In der Disposition ist die Belastung anderer Art: ständige Erreichbarkeit, kurzfristige Störungen, unzufriedene Kunden am Telefon. Wer Fehler macht, verursacht schnell hohe Kosten. Zuverlässigkeit und Genauigkeit zählen mehr als Tempo allein. Zeitarbeit und befristete Verträge sind in Teilen der Branche verbreitet, was die Planungssicherheit einschränkt.

Aussichten

Die Nachfrage nach Logistikpersonal ist hoch und stabil. Der Onlinehandel wächst, gleichzeitig fehlen in vielen Regionen Fachkräfte, Staplerfahrer und Disponenten. Wer eine abgeschlossene Ausbildung und Erfahrung mit Lagerverwaltungssystemen mitbringt, findet in der Regel schnell eine Stelle.

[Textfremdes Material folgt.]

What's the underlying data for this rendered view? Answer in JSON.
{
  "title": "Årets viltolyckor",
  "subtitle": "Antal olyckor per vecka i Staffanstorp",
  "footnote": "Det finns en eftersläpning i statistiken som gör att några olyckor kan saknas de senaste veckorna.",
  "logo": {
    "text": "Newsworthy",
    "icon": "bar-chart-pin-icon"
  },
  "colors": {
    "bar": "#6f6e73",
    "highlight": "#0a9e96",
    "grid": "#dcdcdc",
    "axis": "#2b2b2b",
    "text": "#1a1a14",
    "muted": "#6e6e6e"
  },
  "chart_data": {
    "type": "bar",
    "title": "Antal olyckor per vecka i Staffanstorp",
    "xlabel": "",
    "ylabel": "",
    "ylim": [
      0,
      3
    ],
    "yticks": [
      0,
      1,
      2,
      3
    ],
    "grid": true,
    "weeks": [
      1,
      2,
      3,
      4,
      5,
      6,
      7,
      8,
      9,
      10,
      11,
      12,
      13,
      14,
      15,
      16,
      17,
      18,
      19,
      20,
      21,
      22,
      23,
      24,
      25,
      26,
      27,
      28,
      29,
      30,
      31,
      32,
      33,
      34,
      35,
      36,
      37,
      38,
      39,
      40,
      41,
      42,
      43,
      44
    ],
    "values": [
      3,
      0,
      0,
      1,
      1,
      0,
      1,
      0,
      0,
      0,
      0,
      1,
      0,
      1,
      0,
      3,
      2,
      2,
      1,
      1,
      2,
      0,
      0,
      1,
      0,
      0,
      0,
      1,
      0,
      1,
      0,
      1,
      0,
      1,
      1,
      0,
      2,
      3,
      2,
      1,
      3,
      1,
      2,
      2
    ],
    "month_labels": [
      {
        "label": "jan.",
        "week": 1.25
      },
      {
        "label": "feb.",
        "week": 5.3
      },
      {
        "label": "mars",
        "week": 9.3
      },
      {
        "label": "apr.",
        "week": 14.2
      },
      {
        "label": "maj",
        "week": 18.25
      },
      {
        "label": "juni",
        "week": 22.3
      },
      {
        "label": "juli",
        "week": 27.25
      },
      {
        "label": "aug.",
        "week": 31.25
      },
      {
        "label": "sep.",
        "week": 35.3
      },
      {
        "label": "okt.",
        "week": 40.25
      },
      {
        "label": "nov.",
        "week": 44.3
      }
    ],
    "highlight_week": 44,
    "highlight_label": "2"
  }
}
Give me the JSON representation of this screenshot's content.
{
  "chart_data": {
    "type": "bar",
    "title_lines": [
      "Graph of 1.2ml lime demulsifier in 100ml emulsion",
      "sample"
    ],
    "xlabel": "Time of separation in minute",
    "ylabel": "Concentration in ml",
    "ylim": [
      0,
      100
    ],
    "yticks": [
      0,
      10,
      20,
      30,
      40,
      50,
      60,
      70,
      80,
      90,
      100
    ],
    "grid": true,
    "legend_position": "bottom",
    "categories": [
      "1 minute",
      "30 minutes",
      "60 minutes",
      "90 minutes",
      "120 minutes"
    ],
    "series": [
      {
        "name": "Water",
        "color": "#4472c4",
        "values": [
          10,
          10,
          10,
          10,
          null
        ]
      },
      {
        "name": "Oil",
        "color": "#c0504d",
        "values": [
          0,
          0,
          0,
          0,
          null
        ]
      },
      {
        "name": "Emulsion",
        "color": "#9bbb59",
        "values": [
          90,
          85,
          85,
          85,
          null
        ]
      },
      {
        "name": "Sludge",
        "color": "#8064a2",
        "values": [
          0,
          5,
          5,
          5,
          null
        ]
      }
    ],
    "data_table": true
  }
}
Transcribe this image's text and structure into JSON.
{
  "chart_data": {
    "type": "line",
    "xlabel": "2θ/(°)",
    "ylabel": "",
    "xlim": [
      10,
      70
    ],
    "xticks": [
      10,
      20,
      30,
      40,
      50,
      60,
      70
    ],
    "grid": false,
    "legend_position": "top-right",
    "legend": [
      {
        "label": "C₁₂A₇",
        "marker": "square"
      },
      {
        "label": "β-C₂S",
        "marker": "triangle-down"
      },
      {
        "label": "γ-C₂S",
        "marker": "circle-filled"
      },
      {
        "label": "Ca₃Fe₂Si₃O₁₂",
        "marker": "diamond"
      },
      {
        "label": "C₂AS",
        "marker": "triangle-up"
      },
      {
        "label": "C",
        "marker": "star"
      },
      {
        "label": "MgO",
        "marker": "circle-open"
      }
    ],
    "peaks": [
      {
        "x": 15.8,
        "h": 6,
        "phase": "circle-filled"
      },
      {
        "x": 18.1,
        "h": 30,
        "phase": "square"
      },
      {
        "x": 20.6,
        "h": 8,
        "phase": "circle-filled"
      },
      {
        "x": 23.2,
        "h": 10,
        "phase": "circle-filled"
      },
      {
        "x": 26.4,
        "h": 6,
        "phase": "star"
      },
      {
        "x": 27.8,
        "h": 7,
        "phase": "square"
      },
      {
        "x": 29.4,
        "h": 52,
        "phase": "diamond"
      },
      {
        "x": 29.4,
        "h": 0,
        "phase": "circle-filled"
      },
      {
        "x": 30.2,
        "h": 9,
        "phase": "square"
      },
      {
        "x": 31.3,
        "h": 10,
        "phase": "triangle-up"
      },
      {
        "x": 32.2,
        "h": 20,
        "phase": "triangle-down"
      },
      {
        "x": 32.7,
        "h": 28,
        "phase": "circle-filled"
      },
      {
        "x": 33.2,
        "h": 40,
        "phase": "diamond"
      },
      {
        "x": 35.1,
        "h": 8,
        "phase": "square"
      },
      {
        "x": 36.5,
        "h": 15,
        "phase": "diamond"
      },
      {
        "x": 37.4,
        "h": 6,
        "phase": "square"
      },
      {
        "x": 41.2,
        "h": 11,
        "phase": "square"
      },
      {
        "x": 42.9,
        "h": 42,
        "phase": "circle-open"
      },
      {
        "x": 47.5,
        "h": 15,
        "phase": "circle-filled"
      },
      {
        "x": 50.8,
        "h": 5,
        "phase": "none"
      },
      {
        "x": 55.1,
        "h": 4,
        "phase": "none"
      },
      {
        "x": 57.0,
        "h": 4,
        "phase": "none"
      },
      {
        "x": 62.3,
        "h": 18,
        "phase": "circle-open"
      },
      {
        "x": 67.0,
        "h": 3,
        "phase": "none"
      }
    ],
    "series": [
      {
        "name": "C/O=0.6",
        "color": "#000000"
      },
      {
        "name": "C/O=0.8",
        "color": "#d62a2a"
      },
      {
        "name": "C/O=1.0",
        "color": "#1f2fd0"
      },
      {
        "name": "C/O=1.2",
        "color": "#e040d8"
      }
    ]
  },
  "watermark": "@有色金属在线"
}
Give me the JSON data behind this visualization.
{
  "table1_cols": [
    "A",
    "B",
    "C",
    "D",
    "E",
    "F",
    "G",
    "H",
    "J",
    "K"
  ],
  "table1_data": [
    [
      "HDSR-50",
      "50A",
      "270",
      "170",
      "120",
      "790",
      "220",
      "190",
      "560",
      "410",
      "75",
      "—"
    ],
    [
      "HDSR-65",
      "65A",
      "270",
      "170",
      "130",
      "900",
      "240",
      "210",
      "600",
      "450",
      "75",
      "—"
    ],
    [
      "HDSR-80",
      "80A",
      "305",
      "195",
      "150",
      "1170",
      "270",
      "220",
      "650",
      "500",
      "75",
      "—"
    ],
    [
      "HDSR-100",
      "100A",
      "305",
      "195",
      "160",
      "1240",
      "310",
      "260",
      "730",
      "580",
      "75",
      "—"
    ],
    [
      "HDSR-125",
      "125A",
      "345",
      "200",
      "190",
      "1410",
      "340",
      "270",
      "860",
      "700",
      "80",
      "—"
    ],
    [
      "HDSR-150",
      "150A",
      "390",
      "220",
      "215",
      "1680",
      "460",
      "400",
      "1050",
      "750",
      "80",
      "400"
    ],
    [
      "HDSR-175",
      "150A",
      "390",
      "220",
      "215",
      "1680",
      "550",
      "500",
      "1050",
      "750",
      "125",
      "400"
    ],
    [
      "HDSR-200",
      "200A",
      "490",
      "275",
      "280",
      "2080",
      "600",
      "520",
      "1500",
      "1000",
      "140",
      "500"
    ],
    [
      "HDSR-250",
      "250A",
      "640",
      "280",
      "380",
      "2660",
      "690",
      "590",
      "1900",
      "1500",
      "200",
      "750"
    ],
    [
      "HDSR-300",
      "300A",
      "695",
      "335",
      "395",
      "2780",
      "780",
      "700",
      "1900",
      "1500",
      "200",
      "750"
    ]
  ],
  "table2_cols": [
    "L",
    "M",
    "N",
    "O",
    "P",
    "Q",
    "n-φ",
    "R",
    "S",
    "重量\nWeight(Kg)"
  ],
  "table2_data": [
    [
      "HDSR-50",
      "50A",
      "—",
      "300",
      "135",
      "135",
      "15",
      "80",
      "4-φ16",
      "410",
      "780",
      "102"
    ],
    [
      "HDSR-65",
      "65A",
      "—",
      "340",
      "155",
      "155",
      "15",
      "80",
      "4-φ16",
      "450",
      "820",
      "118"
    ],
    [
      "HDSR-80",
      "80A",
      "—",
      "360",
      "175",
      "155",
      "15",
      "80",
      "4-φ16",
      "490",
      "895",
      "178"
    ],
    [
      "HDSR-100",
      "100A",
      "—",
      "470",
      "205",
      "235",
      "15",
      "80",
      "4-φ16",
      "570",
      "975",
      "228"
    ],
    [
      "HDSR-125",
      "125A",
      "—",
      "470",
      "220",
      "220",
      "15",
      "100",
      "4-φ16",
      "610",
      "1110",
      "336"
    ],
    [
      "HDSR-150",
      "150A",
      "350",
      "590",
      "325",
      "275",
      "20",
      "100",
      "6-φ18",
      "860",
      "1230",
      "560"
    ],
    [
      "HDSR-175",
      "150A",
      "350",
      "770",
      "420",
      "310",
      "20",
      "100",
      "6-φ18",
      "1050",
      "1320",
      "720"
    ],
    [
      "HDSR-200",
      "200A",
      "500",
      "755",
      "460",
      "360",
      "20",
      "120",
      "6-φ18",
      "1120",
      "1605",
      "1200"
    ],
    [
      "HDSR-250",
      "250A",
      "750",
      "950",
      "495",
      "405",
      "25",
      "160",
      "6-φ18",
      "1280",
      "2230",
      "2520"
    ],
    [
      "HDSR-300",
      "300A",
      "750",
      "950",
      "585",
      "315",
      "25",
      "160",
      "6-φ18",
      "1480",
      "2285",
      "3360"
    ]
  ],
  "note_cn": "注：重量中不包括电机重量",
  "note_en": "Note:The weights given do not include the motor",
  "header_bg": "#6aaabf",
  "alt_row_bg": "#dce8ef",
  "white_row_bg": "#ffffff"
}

Automatisierung verändert die Arbeit: einfache Kommissioniertätigkeiten werden zunehmend von Anlagen übernommen, während Bedienung, Überwachung und Störungsbehebung dieser Systeme wichtiger werden. Entwicklungswege führen über Gruppen- und Schichtleitung zum Logistikmeister, in die Lagerleitung, in die Disposition oder mit Studium ins Supply Chain Management. Spezialisierungen auf Gefahrgut, Zoll oder Pharmalogistik verbessern die Position deutlich.

Aufgaben

  • Warenannahme prüfen und Lieferpapiere abgleichen
  • Waren einlagern, umlagern und Bestände im System buchen
  • Aufträge kommissionieren, verpacken und versandfertig machen
  • Ladung sichern und Fahrzeuge be- und entladen
  • Flurförderzeuge wie Gabelstapler und Hubwagen bedienen
  • Touren und Transporte disponieren, Frachtführer beauftragen
  • Inventuren durchführen und Bestandsabweichungen klären
  • Versand-, Zoll- und Gefahrgutdokumente erstellen

Voraussetzungen

  • Abgeschlossene Ausbildung in der Lagerlogistik oder Speditionskaufmann, für Helfertätigkeiten auch ohne Abschluss möglich
  • Staplerschein beziehungsweise die Bereitschaft, ihn zu erwerben
  • Körperliche Belastbarkeit, Stehen und Heben über die gesamte Schicht
  • Bereitschaft zu Schicht-, Nacht- und Wochenendarbeit
  • Sorgfalt und Zahlenverständnis, Grundkenntnisse in Lagerverwaltungs- und ERP-Software
  • Englischkenntnisse für internationale Speditionen und Zollabwicklung

Wo man arbeitet

  • Speditionen und Logistikdienstleister
  • Distributions- und Versandzentren des Handels
  • Lager von Industrie- und Produktionsbetrieben
  • Häfen, Umschlagterminals und Frachtzentren
  • Kühl- und Pharmalager
  • Kurier-, Express- und Paketdienste

Der Weg in den Beruf

Üblich ist die dreijährige duale Ausbildung zur Fachkraft für Lagerlogistik oder die zweijährige Ausbildung zum Fachlagerist, beide mit IHK-Abschluss. Für kaufmännische und planende Aufgaben bietet sich die dreijährige Ausbildung zum Kaufmann für Spedition und Logistikdienstleistung an, für Leitungsfunktionen ein Bachelorstudium in Logistik oder Supply Chain Management. Weiterbildungen zum Logistikmeister oder Fachwirt für Logistiksysteme dauern berufsbegleitend etwa ein bis zwei Jahre.